I vantaggi offerti dai rivestimenti sintetici, naturali (dalle vernici antiscivolo) vanno considerati proprio dal punto di vista della manutenzione. Una volta che avrete incollato (solitamente con una colla poliuretanica) il materiale in coperta, non dovrete preoccuparvi più di nulla. Qualora saltassero fuori delle “bolle”, al 99% sarà colpa di una cattiva installazione (a proposito, potete far da voi ma è sempre meglio, per la posa, affidarsi a chi lo fa di lavoro). Se qualche macchia, anche oleosa, cadrà sul materiale non penetrerà e scivolerà via, lo sporco più resistente potrà essere eventualmente carteggiato. Inoltre, i rivestimeti di ultima generazione non scoloriranno al sole (salvo quelli a base di sughero, che essendo un materiale naturale tende a comportarsi com il legno) e non verranno intaccati dalle intemperie o dalla salsedine. In caso di caduta di oggetti pesanti, tutti i nuovi rivestimenti rispondono con una buona capacità di compressione e hanno meno probabilità di rompersi rispetto al teak tradizionale. Infine, è molto interessante la possibilità di “customizzazione” offerta dai rivesimenti alternativi, personalizzabili con scritte e loghi stampati.
ALCUNI BUONI ESEMPI
Permateek (importato in Italia da Refit Style) è in PVC, noi l’abbiamo testato a bordo di un Fax Zuanelli in Sicilia e, sotto il sole (già cocente) di giugno abbiamo potuto constatare che, a piedi nudi, è più che sopportabile a livello di temperatura. Per quanto riguarda l’estetica, poi, sembra proprio legno, anche da una distanza media. MarineCork avevamo già avuto modo di provarlo: la nostra perplessità era che, trattandosi di sughero, potesse facilmente sgretolarsi. In realtà si tratta di un prodotto trattato in modo tale da conservare la sua compattezza senza perdere grip. In più, costituisce un buon isolante termico (niente salti in coperta sotto al sole!) e può essere una soluzione interessante anche per evitare che sottocoperta l’atmosfera, diventi invivibile con i primi caldi.
Abbiamo voluto includere anche il “pianeta” delle vernici antiscivolo, rappresentato da Kiwi Grip (prodotto importato da Indemar), perché, di fatto, è una delle soluzioni più pratiche per la vostra coperta e per gli amanti del fai-da-te.

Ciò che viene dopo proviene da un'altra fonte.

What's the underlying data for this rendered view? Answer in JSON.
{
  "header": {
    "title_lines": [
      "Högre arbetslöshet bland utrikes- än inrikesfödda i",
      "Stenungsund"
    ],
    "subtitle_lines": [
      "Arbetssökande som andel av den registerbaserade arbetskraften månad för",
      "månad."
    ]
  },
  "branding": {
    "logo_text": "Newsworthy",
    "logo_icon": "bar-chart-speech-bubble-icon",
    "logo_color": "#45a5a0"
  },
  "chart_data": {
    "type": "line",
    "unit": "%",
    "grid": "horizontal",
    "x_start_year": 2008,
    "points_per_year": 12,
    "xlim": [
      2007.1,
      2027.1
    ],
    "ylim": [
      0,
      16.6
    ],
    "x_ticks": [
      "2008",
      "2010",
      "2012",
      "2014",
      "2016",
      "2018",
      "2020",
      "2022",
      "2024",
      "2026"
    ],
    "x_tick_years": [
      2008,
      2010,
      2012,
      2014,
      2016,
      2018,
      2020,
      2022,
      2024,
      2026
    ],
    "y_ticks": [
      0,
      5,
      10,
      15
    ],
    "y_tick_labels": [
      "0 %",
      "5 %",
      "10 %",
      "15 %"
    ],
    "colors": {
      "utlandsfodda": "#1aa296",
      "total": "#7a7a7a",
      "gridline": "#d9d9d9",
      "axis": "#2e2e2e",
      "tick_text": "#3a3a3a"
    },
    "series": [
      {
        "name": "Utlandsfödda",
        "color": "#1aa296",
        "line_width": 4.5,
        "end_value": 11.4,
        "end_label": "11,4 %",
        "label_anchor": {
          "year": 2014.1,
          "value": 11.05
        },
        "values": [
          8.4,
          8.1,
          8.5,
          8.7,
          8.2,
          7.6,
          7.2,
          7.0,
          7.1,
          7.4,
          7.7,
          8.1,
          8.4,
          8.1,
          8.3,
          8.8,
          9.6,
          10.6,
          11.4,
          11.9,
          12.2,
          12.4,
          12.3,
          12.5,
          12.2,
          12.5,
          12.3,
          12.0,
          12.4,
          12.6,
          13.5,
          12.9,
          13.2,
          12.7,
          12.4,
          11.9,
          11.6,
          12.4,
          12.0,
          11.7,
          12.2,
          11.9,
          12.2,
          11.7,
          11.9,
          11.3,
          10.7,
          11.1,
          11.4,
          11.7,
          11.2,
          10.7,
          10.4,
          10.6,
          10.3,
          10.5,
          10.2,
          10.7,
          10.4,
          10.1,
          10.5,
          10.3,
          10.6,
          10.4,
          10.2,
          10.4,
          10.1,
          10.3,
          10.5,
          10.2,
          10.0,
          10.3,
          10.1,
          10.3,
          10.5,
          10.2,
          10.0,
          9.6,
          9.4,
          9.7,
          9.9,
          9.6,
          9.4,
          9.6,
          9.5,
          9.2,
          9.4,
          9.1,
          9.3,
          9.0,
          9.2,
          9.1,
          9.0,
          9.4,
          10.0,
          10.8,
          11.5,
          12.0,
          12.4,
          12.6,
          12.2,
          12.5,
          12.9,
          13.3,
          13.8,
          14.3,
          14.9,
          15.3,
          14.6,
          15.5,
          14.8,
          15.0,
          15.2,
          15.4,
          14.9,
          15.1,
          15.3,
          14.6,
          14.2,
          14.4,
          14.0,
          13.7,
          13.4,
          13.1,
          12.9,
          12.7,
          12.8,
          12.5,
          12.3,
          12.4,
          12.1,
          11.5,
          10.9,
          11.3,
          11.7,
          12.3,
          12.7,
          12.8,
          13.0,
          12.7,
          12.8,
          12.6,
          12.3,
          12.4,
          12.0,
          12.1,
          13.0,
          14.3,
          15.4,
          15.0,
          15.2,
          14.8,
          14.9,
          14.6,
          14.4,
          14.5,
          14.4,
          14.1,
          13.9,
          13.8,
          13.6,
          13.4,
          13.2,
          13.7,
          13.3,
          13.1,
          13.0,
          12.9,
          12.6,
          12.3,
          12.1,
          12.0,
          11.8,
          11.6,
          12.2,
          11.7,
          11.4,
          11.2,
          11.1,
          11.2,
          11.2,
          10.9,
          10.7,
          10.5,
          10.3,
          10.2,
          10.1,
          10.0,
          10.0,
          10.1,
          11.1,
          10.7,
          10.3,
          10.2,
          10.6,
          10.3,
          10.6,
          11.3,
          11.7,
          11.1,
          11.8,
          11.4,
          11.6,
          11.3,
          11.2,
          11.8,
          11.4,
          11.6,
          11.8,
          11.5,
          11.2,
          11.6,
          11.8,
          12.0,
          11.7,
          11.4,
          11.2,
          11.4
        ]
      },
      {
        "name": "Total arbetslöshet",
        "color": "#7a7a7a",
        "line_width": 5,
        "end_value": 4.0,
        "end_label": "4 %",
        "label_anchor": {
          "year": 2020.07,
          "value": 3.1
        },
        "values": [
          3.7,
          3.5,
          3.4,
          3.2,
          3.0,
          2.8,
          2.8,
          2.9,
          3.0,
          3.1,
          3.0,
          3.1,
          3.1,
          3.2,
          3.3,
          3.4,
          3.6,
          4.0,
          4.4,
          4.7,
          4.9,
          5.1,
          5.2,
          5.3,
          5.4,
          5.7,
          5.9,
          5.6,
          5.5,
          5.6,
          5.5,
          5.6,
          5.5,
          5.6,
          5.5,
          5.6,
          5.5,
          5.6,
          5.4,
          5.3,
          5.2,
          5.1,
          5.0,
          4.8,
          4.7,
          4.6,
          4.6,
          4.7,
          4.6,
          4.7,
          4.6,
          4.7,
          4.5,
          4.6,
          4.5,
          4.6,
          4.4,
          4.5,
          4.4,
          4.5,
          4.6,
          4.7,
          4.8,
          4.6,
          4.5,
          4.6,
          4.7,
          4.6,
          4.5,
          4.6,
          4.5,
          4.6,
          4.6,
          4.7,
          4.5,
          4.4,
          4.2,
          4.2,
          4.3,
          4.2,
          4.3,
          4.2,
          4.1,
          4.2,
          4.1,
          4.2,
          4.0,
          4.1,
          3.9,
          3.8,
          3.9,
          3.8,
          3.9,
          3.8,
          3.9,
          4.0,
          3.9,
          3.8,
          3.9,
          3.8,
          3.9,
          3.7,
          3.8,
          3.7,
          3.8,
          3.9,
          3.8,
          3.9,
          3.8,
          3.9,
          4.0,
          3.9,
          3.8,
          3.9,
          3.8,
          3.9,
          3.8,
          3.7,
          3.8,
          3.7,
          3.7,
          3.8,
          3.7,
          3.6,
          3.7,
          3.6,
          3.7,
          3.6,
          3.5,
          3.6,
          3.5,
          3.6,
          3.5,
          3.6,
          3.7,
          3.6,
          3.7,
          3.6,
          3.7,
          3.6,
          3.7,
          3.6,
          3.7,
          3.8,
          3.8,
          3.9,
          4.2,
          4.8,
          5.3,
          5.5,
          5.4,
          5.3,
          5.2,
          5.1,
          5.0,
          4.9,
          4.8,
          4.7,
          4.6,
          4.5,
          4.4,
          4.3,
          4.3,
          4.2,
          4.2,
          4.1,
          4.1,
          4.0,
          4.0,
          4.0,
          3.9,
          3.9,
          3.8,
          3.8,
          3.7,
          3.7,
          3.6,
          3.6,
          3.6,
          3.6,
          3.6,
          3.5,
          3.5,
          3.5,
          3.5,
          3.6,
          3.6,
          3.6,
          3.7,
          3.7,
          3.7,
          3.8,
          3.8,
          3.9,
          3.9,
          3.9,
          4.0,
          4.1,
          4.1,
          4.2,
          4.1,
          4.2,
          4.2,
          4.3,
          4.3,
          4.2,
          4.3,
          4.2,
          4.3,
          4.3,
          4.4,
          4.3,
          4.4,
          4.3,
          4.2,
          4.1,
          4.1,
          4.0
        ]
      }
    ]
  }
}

L’applicazione avviene con un rullo speciale, potrete decidere lo spessore e la “grana” dell’antiscivolo a seconda della pressione che eserciterete. Per quanto riguarda gli scafi in vetroresina, se la superficie ha già un antiscivolo (precedentemente applicato oppure di fabbrica) non più efficace sul quale deve essere steso il prodotto, non dovrete carteggiare ma solo pulire poi procedere. Se invece si tratta di superficie “vergine” sarà necessario carteggiare (grana da 60 a 180), pulire accuratamente e poi partire con la stesura. Per barche in legno, alluminio o metallo: dopo aver pulito bene, dovrete stendere uno strato di vernice isolante (tutti i primer esistenti vanno bene a patto che non contengano silicone. La leggerezza del prodotto e la sua economicità lo rendono una delle scelte più utilizzate dai navigatori che badano alla sostanza o alle prestazioni: sono tanti, ad esempio, i velisti oceanici che si affidano alle vernici antiscivolo!
IL TEAK? NON MORIRA’ MAI
Concludiamo: trattandosi di un mondo relativamente nuovo, quello dei materiali alternativi al teak è in continua evoluzione ed è plausibile che in futuro sarà la soluzione più utilizzata, anche perché i prodotti di oggi tendono a scaldare molto meno rispetto ai primi “esperimenti”. Come è anche plausibile che un certo tipo di yachting (barche d’epoca, classiche o “modern-classic) continuerà a fare uso del legno tradizionale. Lo ha dimostra l’avvento della vetroresina: il successo delle “barche di plastica” non ha mandato in pensione il teak ma lo ha reso una “nicchia” per appassionati.